Fluzone Quadrivalent is the "first and only" 4-strain influenza vaccine option for children as young as 6 months, Sanofi Pasteur notes in a statement.
Fluzone Quadrivalent joins 2 other quadrivalent vaccines already approved in the United States. They are Fluarix Quadrivalent (GlaxoSmithKline), approved for adults and children aged 3 years or older, and FluMist (MedImmune), approved for adults and children aged 2 years or older.
Fluzone Quadrivalent will be available in the US for the upcoming 2013-2014 influenza season in preservative-free, prefilled syringes and single-dose vials for intramuscular administration, the company said.
Until this year, seasonal influenza vaccines included only 1 B strain. Fluzone Quadrivalent vaccine includes 2 A strains and 2 B strains to help protect against influenza disease, Sanofi Pasteur notes in a statement.
"Epidemics of influenza B occur every 2 to 4 years in all age groups. Influenza B is a common cause of influenza-related morbidity and mortality in children and has been associated with pneumonia and other respiratory illnesses, nervous system disease, muscle pain and inflammation, and other complications," the company explains.
"Protection against the type B flu strain may be an especially important factor that health care providers consider when immunizing children since influenza B causes a substantial number of illnesses, hospitalizations and deaths in the pediatric population," said David Greenberg, MD, Sanofi Pasteur vice president US scientific and medical affairs.

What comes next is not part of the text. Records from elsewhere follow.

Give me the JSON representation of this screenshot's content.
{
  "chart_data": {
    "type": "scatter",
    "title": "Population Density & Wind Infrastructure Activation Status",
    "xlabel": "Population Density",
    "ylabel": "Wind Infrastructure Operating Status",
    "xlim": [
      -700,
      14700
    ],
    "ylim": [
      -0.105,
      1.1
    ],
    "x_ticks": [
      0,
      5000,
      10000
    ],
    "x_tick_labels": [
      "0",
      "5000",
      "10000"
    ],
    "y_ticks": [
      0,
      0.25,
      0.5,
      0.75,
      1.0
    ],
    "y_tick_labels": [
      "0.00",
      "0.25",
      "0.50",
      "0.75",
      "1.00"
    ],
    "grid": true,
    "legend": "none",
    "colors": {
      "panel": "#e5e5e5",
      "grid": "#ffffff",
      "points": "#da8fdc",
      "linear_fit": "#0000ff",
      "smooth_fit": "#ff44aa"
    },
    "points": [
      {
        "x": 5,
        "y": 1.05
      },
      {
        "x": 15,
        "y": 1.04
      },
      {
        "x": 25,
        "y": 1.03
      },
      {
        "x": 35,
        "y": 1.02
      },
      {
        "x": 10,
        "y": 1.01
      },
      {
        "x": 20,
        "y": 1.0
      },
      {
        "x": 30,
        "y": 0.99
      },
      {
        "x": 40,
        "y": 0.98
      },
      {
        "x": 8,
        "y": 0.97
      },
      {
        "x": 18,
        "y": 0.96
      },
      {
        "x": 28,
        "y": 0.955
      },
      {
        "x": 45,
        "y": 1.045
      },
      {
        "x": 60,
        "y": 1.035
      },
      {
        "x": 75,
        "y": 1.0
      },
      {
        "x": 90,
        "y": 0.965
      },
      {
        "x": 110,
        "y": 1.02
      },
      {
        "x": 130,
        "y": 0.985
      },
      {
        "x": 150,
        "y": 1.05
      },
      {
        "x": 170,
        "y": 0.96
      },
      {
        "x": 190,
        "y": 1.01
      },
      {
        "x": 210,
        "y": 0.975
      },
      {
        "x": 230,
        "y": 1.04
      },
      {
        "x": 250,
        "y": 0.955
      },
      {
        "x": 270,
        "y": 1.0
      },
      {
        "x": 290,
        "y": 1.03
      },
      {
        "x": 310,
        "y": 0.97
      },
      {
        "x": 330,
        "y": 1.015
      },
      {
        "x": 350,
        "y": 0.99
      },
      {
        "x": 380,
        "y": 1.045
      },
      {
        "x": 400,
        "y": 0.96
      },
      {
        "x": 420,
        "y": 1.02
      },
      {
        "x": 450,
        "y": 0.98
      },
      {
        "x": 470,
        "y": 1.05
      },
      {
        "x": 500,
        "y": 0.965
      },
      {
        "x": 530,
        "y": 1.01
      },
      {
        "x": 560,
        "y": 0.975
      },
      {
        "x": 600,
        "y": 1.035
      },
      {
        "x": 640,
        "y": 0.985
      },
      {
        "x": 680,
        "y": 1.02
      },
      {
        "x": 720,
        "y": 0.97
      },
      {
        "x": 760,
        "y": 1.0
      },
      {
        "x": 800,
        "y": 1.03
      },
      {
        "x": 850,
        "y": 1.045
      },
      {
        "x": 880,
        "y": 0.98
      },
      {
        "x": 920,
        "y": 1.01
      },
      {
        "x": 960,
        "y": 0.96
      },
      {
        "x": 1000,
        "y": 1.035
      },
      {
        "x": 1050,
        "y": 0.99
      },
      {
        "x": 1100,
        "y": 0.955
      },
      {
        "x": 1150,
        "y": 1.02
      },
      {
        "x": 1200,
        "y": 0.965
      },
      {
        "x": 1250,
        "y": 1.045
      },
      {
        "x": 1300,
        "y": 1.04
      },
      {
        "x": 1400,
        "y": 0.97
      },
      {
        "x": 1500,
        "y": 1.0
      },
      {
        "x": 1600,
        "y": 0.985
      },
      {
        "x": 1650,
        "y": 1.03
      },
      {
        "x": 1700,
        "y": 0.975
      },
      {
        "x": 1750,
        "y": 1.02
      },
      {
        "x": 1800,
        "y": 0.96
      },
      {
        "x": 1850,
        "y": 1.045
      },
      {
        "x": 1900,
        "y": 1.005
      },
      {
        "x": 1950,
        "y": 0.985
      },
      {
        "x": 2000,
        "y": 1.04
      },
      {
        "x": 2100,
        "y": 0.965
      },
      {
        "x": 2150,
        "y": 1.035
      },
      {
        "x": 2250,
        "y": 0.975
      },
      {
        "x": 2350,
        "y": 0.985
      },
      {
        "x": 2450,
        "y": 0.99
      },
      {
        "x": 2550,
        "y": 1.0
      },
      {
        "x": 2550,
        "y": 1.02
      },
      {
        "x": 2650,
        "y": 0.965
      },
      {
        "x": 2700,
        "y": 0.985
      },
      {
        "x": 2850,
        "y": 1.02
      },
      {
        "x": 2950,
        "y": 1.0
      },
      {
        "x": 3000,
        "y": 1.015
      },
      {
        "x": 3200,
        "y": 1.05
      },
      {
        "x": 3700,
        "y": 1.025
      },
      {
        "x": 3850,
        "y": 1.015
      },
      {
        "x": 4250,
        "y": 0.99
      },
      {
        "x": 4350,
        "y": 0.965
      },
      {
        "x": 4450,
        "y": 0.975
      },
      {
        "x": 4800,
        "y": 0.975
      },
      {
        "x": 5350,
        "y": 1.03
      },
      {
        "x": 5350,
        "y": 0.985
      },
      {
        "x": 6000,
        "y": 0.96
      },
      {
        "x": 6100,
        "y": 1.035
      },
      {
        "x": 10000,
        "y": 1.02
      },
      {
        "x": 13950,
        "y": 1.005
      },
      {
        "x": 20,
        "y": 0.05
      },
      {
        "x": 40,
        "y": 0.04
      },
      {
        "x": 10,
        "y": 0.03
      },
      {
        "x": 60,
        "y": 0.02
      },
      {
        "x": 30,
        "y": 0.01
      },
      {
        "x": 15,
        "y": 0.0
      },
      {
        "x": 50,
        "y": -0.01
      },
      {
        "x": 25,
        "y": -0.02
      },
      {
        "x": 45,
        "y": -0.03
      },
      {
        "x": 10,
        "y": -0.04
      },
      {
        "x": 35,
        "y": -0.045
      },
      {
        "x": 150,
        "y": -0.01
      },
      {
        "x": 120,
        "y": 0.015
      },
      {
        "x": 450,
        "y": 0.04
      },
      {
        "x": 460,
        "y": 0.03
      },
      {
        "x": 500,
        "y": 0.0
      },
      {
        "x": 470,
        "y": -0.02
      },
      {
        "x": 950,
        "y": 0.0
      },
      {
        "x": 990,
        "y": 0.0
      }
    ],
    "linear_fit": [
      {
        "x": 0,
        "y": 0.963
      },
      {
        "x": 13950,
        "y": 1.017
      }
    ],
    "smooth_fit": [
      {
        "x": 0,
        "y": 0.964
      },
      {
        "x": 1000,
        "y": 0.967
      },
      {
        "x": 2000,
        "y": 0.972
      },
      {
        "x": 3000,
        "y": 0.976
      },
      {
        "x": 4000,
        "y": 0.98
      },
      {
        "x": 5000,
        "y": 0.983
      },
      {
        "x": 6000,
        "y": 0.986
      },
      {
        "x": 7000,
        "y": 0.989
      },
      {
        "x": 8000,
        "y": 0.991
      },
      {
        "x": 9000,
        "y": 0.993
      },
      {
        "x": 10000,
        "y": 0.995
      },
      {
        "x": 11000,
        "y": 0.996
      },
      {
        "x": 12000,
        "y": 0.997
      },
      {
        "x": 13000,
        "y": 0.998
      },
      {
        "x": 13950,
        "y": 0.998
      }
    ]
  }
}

The most common local and systemic adverse reactions seen with Fluzone Quadrivalent include pain, erythema, and swelling at the vaccination site; myalgia, malaise, headache, and fever (irritability, crying, and drowsiness in young children).
Fluzone Quadrivalent vaccine should not be administered to anyone with severe allergic reactions to any vaccine component, including egg protein, or to a previous dose of any influenza vaccine, the company said.
Comment: The addition of another strain should help further improve the efficacy of the Influenza vaccine, making it more useful. A longer lasting immunity (at present yearly boosters are recommended) would be on the top of my wish list for this vaccine too.